- Born: Eric H. Nyberg III
- Education: Boston University (BA, 1983) Carnegie Mellon University (PhD, 1992)
- Known for: OpenEphyra, IBM Watson (DeepQA), Multi-strategy question answering
- Title: Professor, Language Technologies Institute
- Awards: IBM Faculty Award
- Scientific career
- Fields: Computer science, Computational linguistics
- Workplaces: Carnegie Mellon University
- Doctoral advisor: Jaime Carbonell

= Eric Nyberg =

Eric Nyberg is a Professor in the Language Technologies Institute of the School of Computer Science at Carnegie Mellon University. He is currently the Associate Director for Education and Curriculum, and previously served (from 2004-2022) as the Director for the Master of Computational Data Science program (formerly known as the M.S. in Very Large Information Systems).

Nyberg has made significant research contributions to the fields of automatic text translation, information retrieval, and automatic question answering. He received his Ph.D. from Carnegie Mellon University (1992), and his B.A. from Boston University (1983).
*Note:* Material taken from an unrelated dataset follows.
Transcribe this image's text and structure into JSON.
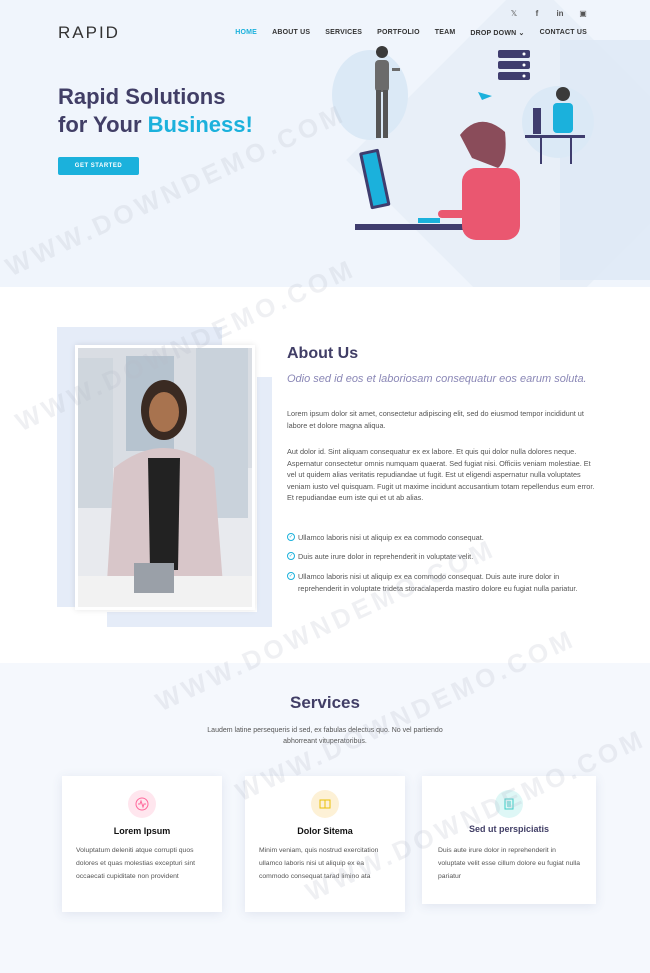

He has pioneered the Open Advancement of Question Answering, an architecture and methodology for accelerating collaborative research in automatic question answering.

In 2011, Nyberg received the Allen Newell Award for Research Excellence for his scientific contributions to the field of question answering and his work on the Watson project. He received the BU Computer Science Distinguished Alumna/Alumnus Award on September 27, 2013.